Friend: Because you stated that we store counts for all variables, do we also initialize an array with the same size as the corresponding counts?

Me: Right. First, we create another array to store the count of each member of our array. Then, we initialize them all to 1.

Friend: Let’s do a similar check.

Me: Yes, but let’s just assume that element 10 is in the array.

Friend: Why?

Me: To make things simpler! You don’t need to do anything else. Listen along. Let’s see, what is the longest growing subsequence?

Friend: 1 course, LIS is 10.

Me: Now, let’s say we add 12 to the initial count and make it 1.

Friend: Let’s see if (12>10) is checked so that 12’s count gets increased?

Me: Is 12 now counted as 10?, then 12 becomes 10 + 1, since 10 is the longest subsequence of increasing sequence that can be made using the elements. Count of 12 is now 10+12 =10,12 or count[i] = count[j]+1. This is 2.

Friend: Let me clarify this. When 10 was all that existed, LIS was 1. Now that 12 has been added, we discover that 10,12 could be LIS because 12>10. So we add the count of 10’s to 12, and then add 1 to make the number.

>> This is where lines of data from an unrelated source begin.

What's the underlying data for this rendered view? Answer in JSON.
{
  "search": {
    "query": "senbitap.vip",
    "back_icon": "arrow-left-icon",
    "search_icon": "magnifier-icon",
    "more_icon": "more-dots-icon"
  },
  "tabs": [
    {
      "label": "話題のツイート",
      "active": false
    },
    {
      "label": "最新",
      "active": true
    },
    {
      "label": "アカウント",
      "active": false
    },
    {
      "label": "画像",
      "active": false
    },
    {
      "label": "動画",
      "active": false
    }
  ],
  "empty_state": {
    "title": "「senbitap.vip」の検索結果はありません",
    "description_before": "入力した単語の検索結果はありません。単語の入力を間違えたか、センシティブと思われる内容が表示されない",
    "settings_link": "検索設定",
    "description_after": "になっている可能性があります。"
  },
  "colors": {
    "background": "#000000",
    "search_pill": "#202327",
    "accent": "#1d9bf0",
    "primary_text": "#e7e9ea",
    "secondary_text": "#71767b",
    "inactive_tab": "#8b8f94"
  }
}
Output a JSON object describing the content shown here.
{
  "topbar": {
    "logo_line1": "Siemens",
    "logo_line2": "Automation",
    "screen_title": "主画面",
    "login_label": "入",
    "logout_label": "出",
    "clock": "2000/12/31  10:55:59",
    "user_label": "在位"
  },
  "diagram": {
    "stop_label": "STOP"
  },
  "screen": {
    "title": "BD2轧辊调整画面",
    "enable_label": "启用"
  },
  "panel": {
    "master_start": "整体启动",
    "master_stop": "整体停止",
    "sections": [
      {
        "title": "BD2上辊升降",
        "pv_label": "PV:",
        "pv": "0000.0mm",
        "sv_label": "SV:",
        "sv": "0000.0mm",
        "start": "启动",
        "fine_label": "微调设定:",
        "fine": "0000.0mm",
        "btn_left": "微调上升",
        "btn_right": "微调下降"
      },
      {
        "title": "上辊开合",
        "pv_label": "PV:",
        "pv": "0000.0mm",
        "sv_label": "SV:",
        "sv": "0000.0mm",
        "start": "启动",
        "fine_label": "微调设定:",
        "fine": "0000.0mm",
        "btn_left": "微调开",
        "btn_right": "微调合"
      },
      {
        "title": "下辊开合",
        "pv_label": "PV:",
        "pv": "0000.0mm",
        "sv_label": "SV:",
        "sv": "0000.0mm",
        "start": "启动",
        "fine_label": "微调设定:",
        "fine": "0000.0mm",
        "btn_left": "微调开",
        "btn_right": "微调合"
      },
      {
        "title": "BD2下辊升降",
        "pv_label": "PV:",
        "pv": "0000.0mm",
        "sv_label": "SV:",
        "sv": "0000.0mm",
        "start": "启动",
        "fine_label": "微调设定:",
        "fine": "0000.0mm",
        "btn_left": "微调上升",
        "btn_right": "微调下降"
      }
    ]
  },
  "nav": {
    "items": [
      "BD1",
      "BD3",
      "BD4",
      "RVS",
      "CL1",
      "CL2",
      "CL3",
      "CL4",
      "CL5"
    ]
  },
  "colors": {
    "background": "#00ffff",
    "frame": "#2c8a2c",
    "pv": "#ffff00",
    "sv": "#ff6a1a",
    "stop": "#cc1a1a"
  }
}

Me: It’s correct, and the array becomes:

**Conclusion **

Dynamic programming works just like any other type of programming algorithm. After all, practice makes your skills perfect.

In fact, DP is very similar to brute force. However, instead of searching the entire input space, dynamic programming discovers a way to store intermediate outcomes that result from the input.

Well, it’s safe to say that dynamic programming needs more space because of that. So, basically it is a way to trade space for time. While recursive approaches may use less space, dynamic programming is faster.